Does this mean that a five-two regimen is ready for general use in well-suppressed patients, that we know enough to recommend it? No, there might still be people who have viral rebound with as little as two days off. There may be people in whom the virus is less than 50 and not all the way suppressed, but 49 copies and ready to come roaring back. We computed a statistical confidence interval and can be reasonably confident that this works for Sustiva-based regimens, but it might still have virologic failure some percent of the time. We are not ready to recommend it outside of a research framework without more data.
Quality of Life Improvement
Dr. Cohen: Certainly this research needs to be done. We gave people on our study a quality-of-life survey. We asked if five days on and two days off mattered to them, compared to the continuous therapy they had been on. We gave them a scale of zero to 10 -- 10 meaning they strongly prefer five on two off, and five meaning they don't care one way or the other.
Essentially everybody circled 10. There was a strong preference for this schedule. Even thought it was just two days, people liked having their weekends off the medicines. That shouldn't surprise us, as people like having their weekends off in the rest of their lives as well.
So in terms of patient preference, this regimen deserves more study.
And it reduces drug costs by more than 25%. If we had a 25% price decrease for these drugs, people would be amazed at how important that was. Here we have such a decrease for some patients -- obviously important for governments and insurers. So we think that interest will be sustained, and hopefully more research will be done.
But it is not clear who will pay for the research.

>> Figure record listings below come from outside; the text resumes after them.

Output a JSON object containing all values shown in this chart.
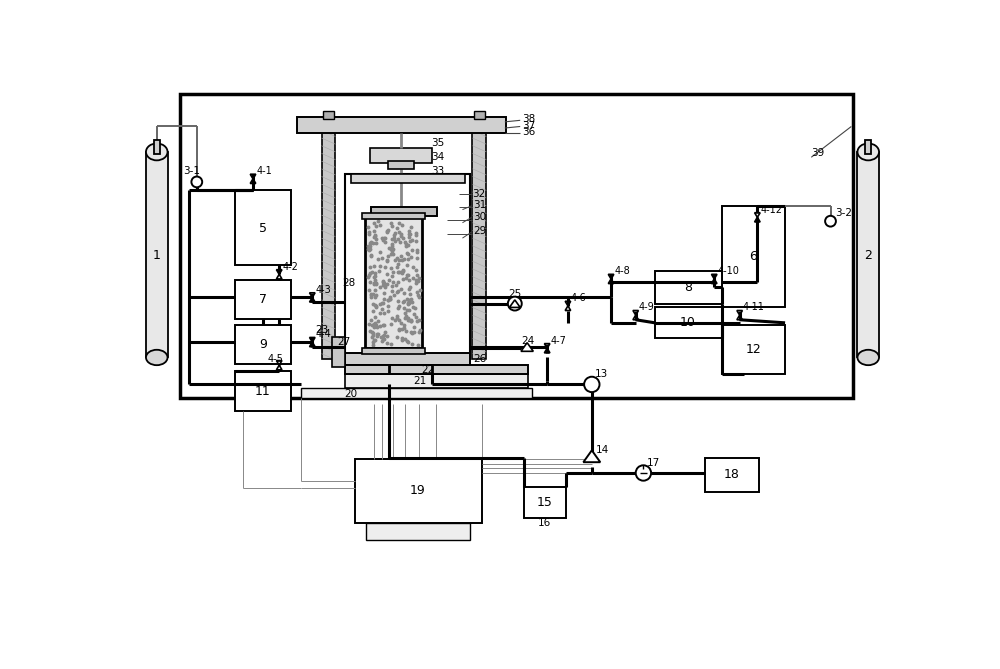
{
  "fig_width": 10.0,
  "fig_height": 6.69,
  "dpi": 100,
  "lw_thick": 2.2,
  "lw_med": 1.4,
  "lw_thin": 0.9,
  "lw_vthin": 0.6,
  "black": "#000000",
  "gray": "#999999",
  "lgray": "#cccccc",
  "dgray": "#555555",
  "white": "#ffffff",
  "bg": "#ffffff"
}
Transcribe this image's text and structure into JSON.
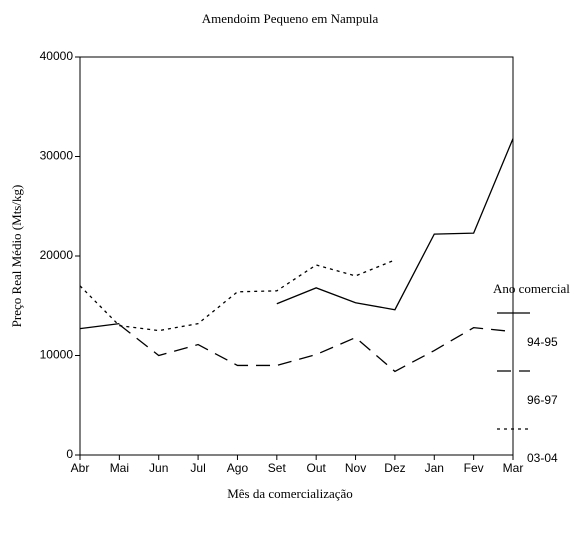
{
  "chart_data": {
    "type": "line",
    "title": "Amendoim Pequeno em Nampula",
    "xlabel": "Mês da comercialização",
    "ylabel": "Preço Real Médio (Mts/kg)",
    "categories": [
      "Abr",
      "Mai",
      "Jun",
      "Jul",
      "Ago",
      "Set",
      "Out",
      "Nov",
      "Dez",
      "Jan",
      "Fev",
      "Mar"
    ],
    "ylim": [
      0,
      40000
    ],
    "yticks": [
      0,
      10000,
      20000,
      30000,
      40000
    ],
    "legend_title": "Ano comercial",
    "series": [
      {
        "name": "94-95",
        "color": "#000000",
        "dash": "solid",
        "values": [
          12700,
          13200,
          null,
          null,
          null,
          15200,
          16800,
          15300,
          14600,
          22200,
          22300,
          31800
        ]
      },
      {
        "name": "96-97",
        "color": "#000000",
        "dash": "dashed",
        "values": [
          null,
          13100,
          10000,
          11100,
          9000,
          9000,
          10100,
          11800,
          8400,
          10500,
          12800,
          12400
        ]
      },
      {
        "name": "03-04",
        "color": "#000000",
        "dash": "dotted",
        "values": [
          17000,
          13000,
          12500,
          13200,
          16400,
          16500,
          19100,
          18000,
          19600,
          null,
          null,
          null
        ]
      }
    ]
  }
}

For obvious reasons the pharmaceutical industry has had a very cautious attitude. Though we should acknowledge and complement Boehringer Ingelheim, the only pharmaceutical we could find that was willing to support this research.
ATN: One thing to make clear to people -- how suppressed did the volunteers have to be to get into the study in the first place?
CC: Our requirement was very simple. You had to have a viral load undetectable (on an ultrasensitive assay) for at least the past 3 months. And we also required a CD4 count above 200 for three months, in this study. Because of the fragility of people with CD4 below 200, we didn't want to take the risk with them.
ATN: Where can readers find out more?
Dr. Cohen: A poster was presented at the Bangkok conference(1).
1. Cohen CJ, Morris A, Bazner S and others. The FOTO study: A pilot study of short-cycle treatment interruption, taking antiretroviral medications for five days on, two days off (FOTO), for those with viral load suppression on either PI or EFV-based regimens. XV International AIDS Conference, Bangkok, Thailand, July 11-16, 2004 [abstract #TuPeB4575]. Note: This abstract is available at http://www.iasociety.org/ejias/search.asp? (search for FOTO in the "Abstract title" field (you might have to click the Search button twice), then click the title to get the full abstract).
Funding: This trial was funded by The Linda Grinberg Foundation for AIDS and Immune Research (currently "Foundation for AIDS and Immune Research," now changing the name), The Campbell Foundation, and Boehringer Ingelheim (which contributed funding for the nevirapine cohort).